Xie salió del baño desnuda, sólo llevaba una toalla sobre los hombros. Delgada y de miembros finos, parecía más bien una estudiante de instituto que esperase una revisión médica, pero con una mancha oscura de vello cubriéndole la parte inferior del abdomen. Se contempló en el espejo. Bajo la luz fluorescente, el agua que se deslizaba aún por su cuerpo daba a su rostro un tinte opalino. Entonces lo sorprendió observándola. Sobresaltada, se cubrió las caderas con la toalla, aunque luego se sacudió el pelo mojado y se quedó mirándolo un buen rato con gesto reconcentrado. Se acercó lentamente a la cama. En el aire flotaba el olor del jabón en su cuerpo, todavía mojado. Limpia, fresca. Un cuerpo brillante.

– Eres especial -dijo Xie-.

Chen estaba tan consciente de su cercanía que tuvo que hacer acopio de toda su fuerza de voluntad para impedir que lo tocara.

– Hablemos -dijo-.

– No -le selló los labios con un dedo-, no tienes que decir nada.

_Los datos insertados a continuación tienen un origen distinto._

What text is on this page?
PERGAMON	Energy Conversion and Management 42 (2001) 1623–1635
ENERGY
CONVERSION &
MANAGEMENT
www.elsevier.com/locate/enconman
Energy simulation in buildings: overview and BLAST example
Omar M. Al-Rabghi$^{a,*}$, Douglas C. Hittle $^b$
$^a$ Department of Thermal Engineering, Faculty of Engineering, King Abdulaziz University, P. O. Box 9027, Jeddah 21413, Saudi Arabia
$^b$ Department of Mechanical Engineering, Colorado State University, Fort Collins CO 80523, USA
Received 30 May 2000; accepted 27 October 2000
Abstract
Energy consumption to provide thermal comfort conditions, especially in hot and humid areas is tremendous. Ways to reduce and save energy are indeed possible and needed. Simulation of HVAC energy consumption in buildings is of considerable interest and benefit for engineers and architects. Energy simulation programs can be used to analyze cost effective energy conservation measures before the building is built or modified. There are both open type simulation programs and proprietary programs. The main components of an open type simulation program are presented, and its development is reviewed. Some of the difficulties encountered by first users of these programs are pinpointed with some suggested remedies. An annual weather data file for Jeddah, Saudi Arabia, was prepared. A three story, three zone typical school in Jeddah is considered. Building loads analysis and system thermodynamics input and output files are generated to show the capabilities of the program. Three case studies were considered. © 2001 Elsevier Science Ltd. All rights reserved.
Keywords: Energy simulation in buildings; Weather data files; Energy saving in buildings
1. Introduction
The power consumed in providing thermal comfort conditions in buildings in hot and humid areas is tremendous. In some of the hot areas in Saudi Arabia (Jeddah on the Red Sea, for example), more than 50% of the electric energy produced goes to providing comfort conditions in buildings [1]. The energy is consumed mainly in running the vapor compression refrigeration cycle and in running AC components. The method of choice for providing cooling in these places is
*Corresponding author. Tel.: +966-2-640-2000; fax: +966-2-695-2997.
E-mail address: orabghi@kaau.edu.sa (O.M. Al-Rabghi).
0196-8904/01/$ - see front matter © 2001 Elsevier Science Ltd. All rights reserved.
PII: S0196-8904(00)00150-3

– Todavía no nos conocemos.

– ¿No crees que ya hemos hablado bastante? A menos que quieras hablar de dinero.

– Bueno…

– El señor Ouyang ha pagado por el servicio de un día entero y tú me has dado una generosa propina, así que tienes todo el día, y también la noche. No debes preocuparte. Si después quieres invitarme a comer…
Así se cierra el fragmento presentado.